The smallest of the 3 MSPs. It was 3 Web developers 1 owner + 2 full time staff. Then me. The website guys kept fielding questions about general tech support and they decided to wrap it into a package and sale it. They Hired Me to Do this bitch work. In my downtime i would target local businesses similar to what we already had. We had one optometrist shop with a couple locations. So one day during down time I'd go through the yellow pages and call every optometrist. My line was something along the lines of "hi I'm jhulbe calling from hyperglobalmeganet. We do IT work in the xylophone area. I was wondering if I had time to drop by and give the business owner or office manager a card. So in the event you're ever in a bad place with computer problems you have a back"

I'd try to schedule a time to drop by with a name of who too meet. Usually I'd scope.out the office and bring coffee that morning or bagles. Then bullshit for a little while. Ask them if you can put them in the kitchen or breakroom for them.

basically anything to get the person in charge talking to you. Another approach on the initial call would be to say "I'm just a local business owner looking to network with other business owners."
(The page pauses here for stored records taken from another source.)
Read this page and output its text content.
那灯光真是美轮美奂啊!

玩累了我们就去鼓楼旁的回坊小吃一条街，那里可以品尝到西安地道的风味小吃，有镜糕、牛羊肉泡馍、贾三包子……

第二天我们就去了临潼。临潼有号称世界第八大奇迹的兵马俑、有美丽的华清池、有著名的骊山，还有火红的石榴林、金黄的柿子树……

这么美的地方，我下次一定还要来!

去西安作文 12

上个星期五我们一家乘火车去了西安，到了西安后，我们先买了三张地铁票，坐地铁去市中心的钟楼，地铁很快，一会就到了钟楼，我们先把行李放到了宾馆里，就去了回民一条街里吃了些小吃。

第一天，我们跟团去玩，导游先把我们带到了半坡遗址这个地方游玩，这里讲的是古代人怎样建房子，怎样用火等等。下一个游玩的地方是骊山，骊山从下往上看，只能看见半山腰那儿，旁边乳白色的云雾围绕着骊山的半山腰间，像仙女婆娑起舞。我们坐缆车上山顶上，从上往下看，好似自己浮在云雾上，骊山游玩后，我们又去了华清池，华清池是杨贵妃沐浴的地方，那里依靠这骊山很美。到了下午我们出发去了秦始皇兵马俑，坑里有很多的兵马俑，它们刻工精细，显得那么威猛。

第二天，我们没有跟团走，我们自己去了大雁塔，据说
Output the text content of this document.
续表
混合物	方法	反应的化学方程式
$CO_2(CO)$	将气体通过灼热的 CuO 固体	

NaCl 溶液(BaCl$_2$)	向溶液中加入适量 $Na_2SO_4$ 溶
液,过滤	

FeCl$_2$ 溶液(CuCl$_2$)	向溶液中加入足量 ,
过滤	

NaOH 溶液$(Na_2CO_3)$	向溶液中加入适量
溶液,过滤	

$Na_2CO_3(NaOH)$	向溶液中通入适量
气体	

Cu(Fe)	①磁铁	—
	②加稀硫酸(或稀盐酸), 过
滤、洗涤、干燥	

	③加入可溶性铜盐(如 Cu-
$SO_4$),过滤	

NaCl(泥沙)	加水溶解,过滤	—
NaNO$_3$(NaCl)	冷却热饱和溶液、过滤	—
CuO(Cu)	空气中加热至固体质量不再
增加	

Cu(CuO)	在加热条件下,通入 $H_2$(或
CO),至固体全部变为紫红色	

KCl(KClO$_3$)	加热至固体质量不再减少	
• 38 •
I'd never really sale. Just introduce who I am, see if I could figure out who they used and if they were happy. Then Leave my contact. I eventually left that job because it became more sales Than tech. I'd say i had about 15% close rate.

Once I got through all the offices in one field I'd go on to say vets, or accounting firms, plant businesses. If I could figure out their accounting software in conversation I'd casually drop something like "oh have you seen the new reporting in great plains 55, we just upgraded a competitor to that and it's nice" r oh.. quick books. Do you have that configured so multiple people can access it at once? If I found out anything I had a list of pain points I'd poke at to get them to either call me back or talk to me about it right there. Phone systems, chat programs, employee logging, digital time tracking... I'd start scoping the bitch out the second I went into the office.

...man maybe I'm in the wrong field.